FUNA Lunch Talk:

Mike Freed, Tim Pennucci, and Diane Leigh

Northern Arizona University, Columbia University, UVa, and NRAO

Probably "Saturn's Satellites at True Opposition", "A 350 MHz Drift-Scan Survey for Pulsars with the GBT", and "Investigating the Physical and Chemical Environments of Hot Cores in the Interstellar Medium".

August 17

12:10PM, Note unusual location: Room 311 , NRAO, Edgemont Road


Freed: On 14 January 2005, in a rare cosmic alignment, the Earth passed directly between Saturn and the Sun. Viewed from Saturn's moons, this resulted in a transit of the Earth across the center of the solar disk. From the Earth, this event, which will not occur again until 2049, provided the opportunity to observe the saturnian satellites at "true" opposition. A world-wide space- and ground-based campaign using 9 telescopes at 7 observatories from Italy to the Western US and HST acquired ~40GB of imaging data in the visible and near-infrared. These data include the satellites' "opposition effect", the dramatic increase in their brightness that occurs as the solar phase angle (between the Earth-Sun-satellite) decreases toward zero. The amplitude and width of the opposition effect reveal surface particle properties (such as porosity, grain size, and grain size distribution) that contain important clues to the thermal and weathering history of the satellites. A subset of this remarkable data set was analyzed to extract the opposition effect of Saturn's satellites thereby revealing the physical properties of their surface microstructure.

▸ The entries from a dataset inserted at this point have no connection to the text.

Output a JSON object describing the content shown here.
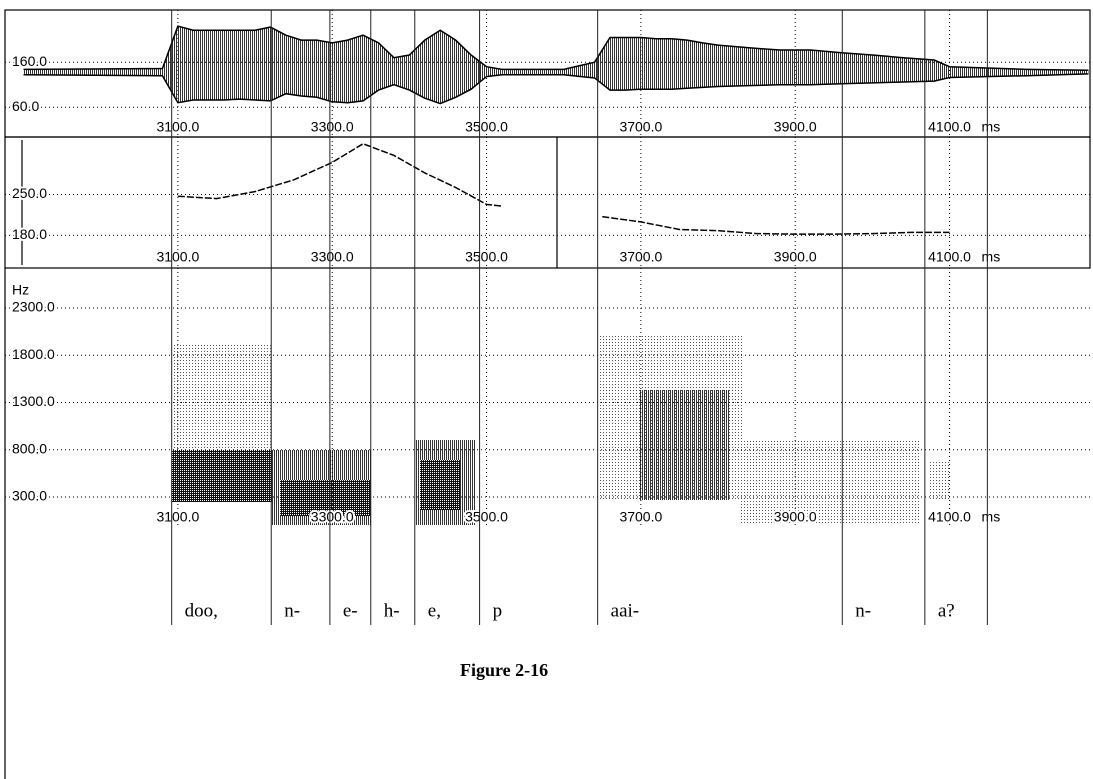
{
  "chart_data": [
    {
      "type": "area",
      "x": [
        2900,
        3080,
        3100,
        3120,
        3140,
        3160,
        3180,
        3200,
        3220,
        3240,
        3260,
        3280,
        3300,
        3320,
        3340,
        3360,
        3380,
        3400,
        3420,
        3440,
        3460,
        3480,
        3500,
        3520,
        3600,
        3640,
        3660,
        3680,
        3700,
        3720,
        3740,
        3760,
        3780,
        3800,
        3840,
        3880,
        3920,
        3960,
        4000,
        4040,
        4080,
        4100,
        4200,
        4280
      ],
      "series": [
        {
          "values": [
            144,
            146,
            240,
            231,
            231,
            231,
            231,
            231,
            238,
            220,
            209,
            209,
            203,
            209,
            220,
            203,
            170,
            176,
            209,
            231,
            209,
            176,
            150,
            144,
            144,
            160,
            215,
            215,
            215,
            212,
            212,
            209,
            203,
            198,
            192,
            187,
            187,
            181,
            176,
            170,
            165,
            150,
            144,
            142
          ],
          "color": "#000000"
        },
        {
          "values": [
            132,
            130,
            70,
            76,
            76,
            76,
            78,
            76,
            74,
            90,
            85,
            82,
            72,
            70,
            74,
            98,
            110,
            98,
            80,
            68,
            82,
            100,
            128,
            132,
            132,
            125,
            98,
            98,
            100,
            100,
            100,
            102,
            104,
            106,
            108,
            110,
            110,
            112,
            114,
            116,
            118,
            126,
            130,
            134
          ],
          "color": "#000000"
        }
      ],
      "xlim": [
        2876,
        4282
      ],
      "ylim": [
        36,
        276
      ],
      "xticks": [
        {
          "value": 3100,
          "label": "3100.0"
        },
        {
          "value": 3300,
          "label": "3300.0"
        },
        {
          "value": 3500,
          "label": "3500.0"
        },
        {
          "value": 3700,
          "label": "3700.0"
        },
        {
          "value": 3900,
          "label": "3900.0"
        },
        {
          "value": 4100,
          "label": "4100.0"
        }
      ],
      "yticks": [
        {
          "value": 160,
          "label": "160.0"
        },
        {
          "value": 60,
          "label": "60.0"
        }
      ],
      "x_unit": "ms",
      "grid": true
    },
    {
      "type": "line",
      "x": [
        3100,
        3150,
        3200,
        3250,
        3300,
        3340,
        3380,
        3420,
        3460,
        3500,
        3520,
        3600,
        3650,
        3700,
        3750,
        3800,
        3850,
        3900,
        3950,
        4000,
        4050,
        4100
      ],
      "series": [
        {
          "values": [
            247,
            243,
            255,
            275,
            305,
            337,
            317,
            287,
            262,
            233,
            230,
            null,
            212,
            203,
            190,
            188,
            183,
            182,
            182,
            183,
            185,
            185
          ],
          "color": "#000000"
        }
      ],
      "xlim": [
        2876,
        4282
      ],
      "ylim": [
        160,
        340
      ],
      "xticks": [
        {
          "value": 3100,
          "label": "3100.0"
        },
        {
          "value": 3300,
          "label": "3300.0"
        },
        {
          "value": 3500,
          "label": "3500.0"
        },
        {
          "value": 3700,
          "label": "3700.0"
        },
        {
          "value": 3900,
          "label": "3900.0"
        },
        {
          "value": 4100,
          "label": "4100.0"
        }
      ],
      "yticks": [
        {
          "value": 250,
          "label": "250.0"
        },
        {
          "value": 180,
          "label": "180.0"
        }
      ],
      "x_unit": "ms",
      "grid": true
    },
    {
      "type": "spectrogram",
      "y_label": "Hz",
      "xlim": [
        2876,
        4282
      ],
      "ylim": [
        78,
        2385
      ],
      "xticks": [
        {
          "value": 3100,
          "label": "3100.0"
        },
        {
          "value": 3300,
          "label": "3300.0"
        },
        {
          "value": 3500,
          "label": "3500.0"
        },
        {
          "value": 3700,
          "label": "3700.0"
        },
        {
          "value": 3900,
          "label": "3900.0"
        },
        {
          "value": 4100,
          "label": "4100.0"
        }
      ],
      "yticks": [
        {
          "value": 2300,
          "label": "2300.0"
        },
        {
          "value": 1800,
          "label": "1800.0"
        },
        {
          "value": 1300,
          "label": "1300.0"
        },
        {
          "value": 800,
          "label": "800.0"
        },
        {
          "value": 300,
          "label": "300.0"
        }
      ],
      "x_unit": "ms",
      "grid": true,
      "boundaries": [
        3092,
        3221,
        3297,
        3350,
        3407,
        3491,
        3644,
        3961,
        4068,
        4149
      ],
      "segment_labels": [
        "doo,",
        "n-",
        "e-",
        "h-",
        "e,",
        "p",
        "aai-",
        "n-",
        "a?"
      ]
    }
  ],
  "caption": "Figure 2-16"
}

Pennucci: Due to necessary track repairs, the Green Bank Telescope has been approximately fixed in azimuthal angle since late April allowing for a blind pulsar drift scan survey. The survey is centered around 350 MHz and covers 50 MHz in bandwidth utilizing the pulsar-specific SPIGOT back end. Prior simulations predicted that the survey should detect about 5 normal pulsars per observing day and a millisecond pulsar every 2-3 observing days, the latter type being the primary interest of the survey. However, recently uncovered complications with the receiver may have decreased the anticipated detection rate by a factor of two in the already processed data. Millisecond pulsars are of particular interest because of their numerous applications in studying the interstellar medium, gravitational waves, general relativity, nuclear physics and so forth. The pulsar searching package PRESTO is used to comb the data using both periodicity and single pulse searches. No new pulsars are confirmed thus far, however a significant discrepancy with a published dispersion measure of the known three second pulsar J1503+2111 was found as well as a possibly worrisome bias in candidate selection. Though the recent efforts scouring the processed data have yielded only possible candidates, it is (sort of) comforting to know that only about 12.5 hours of the data out of ~60 observing days have been processed and looked at.

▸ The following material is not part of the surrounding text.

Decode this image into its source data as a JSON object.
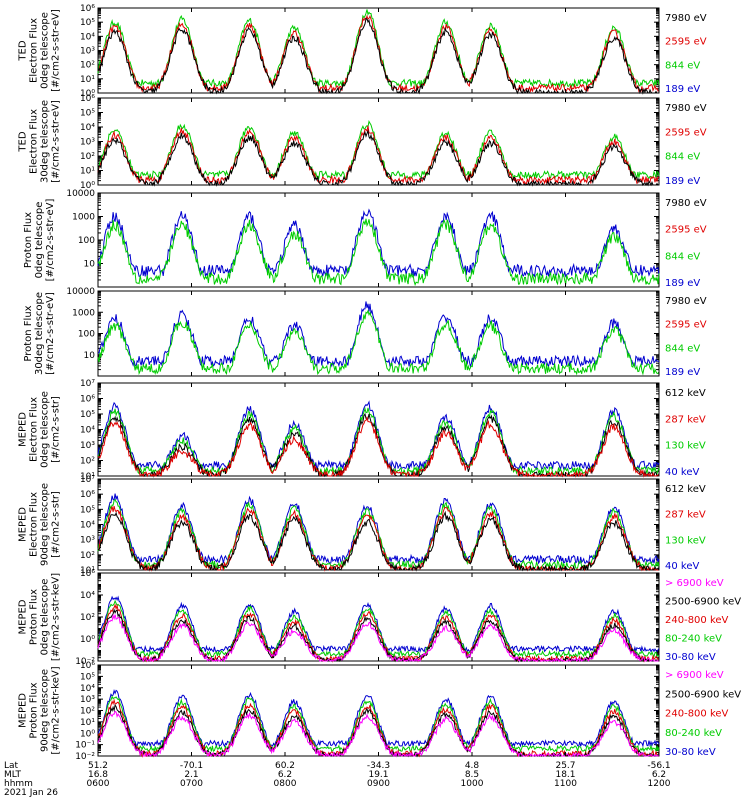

Leigh: As the number of detections of large interstellar and circumstellar molecules continues to grow, it is quite obvious that observations are clearly outpacing the predictions of the chemical models. Also, most of the 147 interstellar molecules have been identified from their rotational emission spectra in hot core regions, where the gas and dust around a newly formed star have been heated sufficiently to release grain surface species and drive a complex network of grain surface and gas phase chemistry. Over the last several years, the primary instrument used in detecting these large molecular species has been the NRAO Green Bank Telescope. Yet despite ongoing additions to the list of detected hot core molecules, very little is understood about the formation mechanisms for those species already detected. Recent chemical modelling work has made it apparent that the physical parameters of a hot core will greatly influence the resultant chemical evolution. This is not a surprising result, and the two hot core regions that have been examined in enough detail to provide sufficient physical constraints for these models are Orion and Sagittarius B2(N). Archival GBT, VLA and BIMA array data of hot cores including Orion and Sagittarius B2(N), were examined to further investigate the physical and chemical environments of these very interesting regions, and extending the list of molecules and transitions for which we have observational constraints for both the physical environment and the complex chemistry, allowing us to investigate the correlations between the physical and chemical evolution of a hot core.